Q17The ‘Golden Quadrilateral’ national highway network connects which four cities?
A. Delhi, Jaipur, Bhopal and Hyderabad
B. Delhi, Mumbai, Chennai and Kolkata
C. Mumbai, Pune, Bengaluru and Chennai
D. Delhi, Lucknow, Patna and Kolkata
Show Answer
Answer: B
The Golden Quadrilateral is an important national highway network connecting four of India’s major cities — Delhi, Mumbai, Chennai, and Kolkata. It is built and maintained by the central government.
Q18All India Radio (AIR) broadcasting started in India in which year? Who broadcast the first Union Budget on AIR?
A. 1920; Jawaharlal Nehru
B. 1930; Shri Shanmukham Chetty broadcast the first Budget on AIR in 1947
C. 1947; B.R. Ambedkar
D. 1925; Mahatma Gandhi
Show Answer
Answer: B
All India Radio (AIR) broadcasting started in India in 1930. Shri Shanmukham Chetty (India’s first Finance Minister) broadcast the Union Budget on AIR in 1947. This specific detail is highlighted in the NCERT communication timeline.

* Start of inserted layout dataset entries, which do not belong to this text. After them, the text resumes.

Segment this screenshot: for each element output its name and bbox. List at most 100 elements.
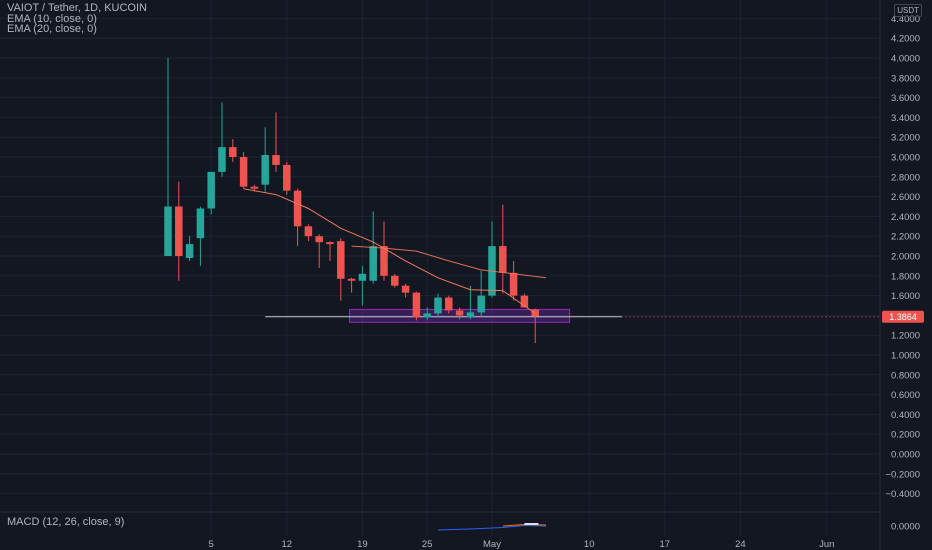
macd-histogram	[524, 523, 539, 525]
price-tick-label: 1.8000	[891, 271, 920, 282]
price-tick-label: 4.2000	[891, 34, 920, 45]
candle-body	[315, 236, 323, 243]
candle-body	[175, 206, 183, 256]
candle	[434, 293, 442, 318]
candle-body	[283, 164, 291, 191]
time-tick-label: 5	[209, 539, 214, 550]
price-tick-label: 2.0000	[891, 252, 920, 263]
candle	[196, 206, 205, 266]
price-tick-label: −0.4000	[885, 489, 920, 500]
candle-body	[369, 246, 377, 281]
price-tick-label: 3.8000	[891, 73, 920, 84]
price-tick-label: 0.0000	[891, 450, 920, 461]
price-tick-label: 4.0000	[891, 54, 920, 65]
candle	[347, 277, 356, 293]
candle-body	[380, 246, 388, 276]
time-tick-label: 12	[282, 539, 293, 550]
price-tick-label: 3.2000	[891, 133, 920, 144]
price-tick-label: 0.2000	[891, 430, 920, 441]
candle	[315, 234, 323, 268]
candle-body	[250, 186, 259, 189]
candle	[401, 283, 410, 298]
time-tick-label: 19	[357, 539, 368, 550]
candle-body	[239, 157, 248, 187]
candle	[455, 307, 464, 320]
candle-body	[423, 313, 431, 318]
time-tick-label: 25	[422, 539, 433, 550]
last-price-value: 1.3864	[889, 312, 917, 322]
grid-lines	[0, 0, 880, 536]
candle	[164, 58, 172, 256]
price-tick-label: 2.6000	[891, 192, 920, 203]
candle-body	[261, 155, 269, 185]
candle-body	[455, 310, 464, 316]
ema10-legend[interactable]: EMA (10, close, 0)	[7, 13, 97, 25]
price-axis[interactable]: 4.4000 4.2000 4.0000 3.8000 3.6000 3.4000 3.20…	[885, 14, 920, 500]
candle-body	[196, 208, 205, 239]
candle-body	[185, 244, 194, 258]
candle	[207, 171, 215, 215]
currency-label[interactable]: USDT	[894, 4, 922, 17]
candle	[412, 291, 421, 321]
price-tick-label: 1.6000	[891, 291, 920, 302]
candle-body	[401, 285, 410, 293]
price-tick-label: 0.4000	[891, 410, 920, 421]
price-tick-label: 3.4000	[891, 113, 920, 124]
candle	[283, 161, 291, 195]
candle	[272, 112, 280, 172]
candle-body	[293, 190, 302, 227]
candle	[391, 273, 399, 288]
candle	[337, 238, 345, 301]
candle-body	[229, 147, 237, 157]
candle-body	[326, 242, 334, 245]
macd-axis-tick: 0.0000	[891, 522, 920, 533]
last-price-badge: 1.3864	[882, 310, 924, 323]
time-axis[interactable]: 5 12 19 25 May 10 17 24 Jun	[209, 539, 835, 550]
candle-body	[412, 292, 421, 318]
candle-body	[358, 273, 367, 281]
candle	[466, 285, 475, 320]
ema-layer	[243, 188, 547, 314]
price-tick-label: 3.6000	[891, 93, 920, 104]
time-tick-label: Jun	[819, 539, 834, 550]
candle-body	[520, 295, 529, 308]
candle-body	[218, 147, 226, 172]
candle	[499, 204, 507, 294]
price-tick-label: 3.0000	[891, 153, 920, 164]
ema20-line	[351, 245, 547, 279]
candle	[185, 236, 194, 261]
candle	[261, 127, 269, 192]
price-tick-label: 1.2000	[891, 331, 920, 342]
candle	[304, 224, 313, 242]
candle-body	[499, 246, 507, 273]
time-tick-label: 10	[584, 539, 595, 550]
time-tick-label: 24	[735, 539, 746, 550]
price-tick-label: 0.6000	[891, 390, 920, 401]
candle-body	[207, 171, 215, 209]
price-tick-label: 2.2000	[891, 232, 920, 243]
candle	[358, 265, 367, 306]
time-tick-label: May	[483, 539, 501, 550]
candle	[293, 188, 302, 247]
candle	[445, 295, 453, 314]
candle-body	[477, 295, 485, 313]
candle	[229, 139, 237, 162]
candle-body	[164, 206, 172, 256]
price-tick-label: 2.8000	[891, 172, 920, 183]
candle-body	[304, 226, 313, 237]
candle	[239, 152, 248, 189]
candle-body	[466, 312, 475, 318]
macd-legend[interactable]: MACD (12, 26, close, 9)	[7, 516, 125, 528]
candle-body	[445, 297, 453, 311]
symbol-legend[interactable]: VAIOT / Tether, 1D, KUCOIN	[7, 2, 147, 14]
ema20-legend[interactable]: EMA (20, close, 0)	[7, 23, 97, 35]
candle-body	[337, 241, 345, 279]
candle-body	[391, 275, 399, 286]
candle	[423, 307, 431, 321]
candle	[380, 221, 388, 281]
macd-pane: 0.0000	[437, 522, 920, 533]
ema10-line	[243, 188, 536, 314]
candle-body	[509, 272, 518, 296]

Q19How much less energy do cargo trains use compared to road transport?
A. 30–40% less
B. 50–60% less
C. 75–90% less
D. 20–30% less
Show Answer
Answer: C
According to NCERT, cargo trains carry items like coal, grains, textiles, and electronics using 75–90% less energy than road transport, making railways far more energy-efficient than road freight.
Q20Which of the following is classified as ‘Social Infrastructure’ and NOT ‘Physical Infrastructure’?
A. Windmills and solar parks
B. Oil and gas pipelines
C. Telephone lines and telecom towers
D. Schools, hospitals and community centres
Show Answer
Answer: D
Schools, hospitals, and community centres are ‘social infrastructure’ — they support wellbeing and development. Physical infrastructure covers transportation, utilities (electricity, water), communication networks, and energy infrastructure.
Q21The Kempegowda International Airport in Bengaluru is notable for which unique design concept?
A. Space-age futuristic design with solar panels on every terminal
B. Designed based on the ‘garden city’ concept with bamboo structures and green spaces
C. Modelled entirely on ancient Vijayanagara architecture
D. Built underground to preserve the natural landscape
Show Answer
Answer: B
Kempegowda International Airport in Bengaluru is designed based on the concept of ‘garden city’. It is adorned with bamboo structures, plants, and vibrant green spaces while also adopting the latest passenger infrastructure.
Q22As of 2025, India has how many wireless telephone subscribers and internet connections?
A. 800 million subscribers; 600 million internet connections
B. 1,160 million wireless telephone subscribers; nearly 900 million internet connections
C. 500 million subscribers; 300 million internet connections
D. 1,000 million subscribers; 1,100 million internet connections
Show Answer
Answer: B
As of 2025, India has 1,160 million wireless telephone subscribers and nearly 900 million internet connections. India also has some of the world’s cheapest mobile and internet rates — a stark change from the 1990s when calls cost up to ₹17 per minute.
Q23The Bose Institute founded by J.C. Bose in 1917 promotes research in which fields?
A. Nuclear physics and space science
B. Physics, biology and environmental sciences
C. Chemistry, medicine and engineering
D. Astronomy, geology and oceanography
Show Answer
Answer: B
J.C. Bose created the Bose Institute in 1917, which has promoted much research in physics, biology and environmental sciences. It is located in Kolkata.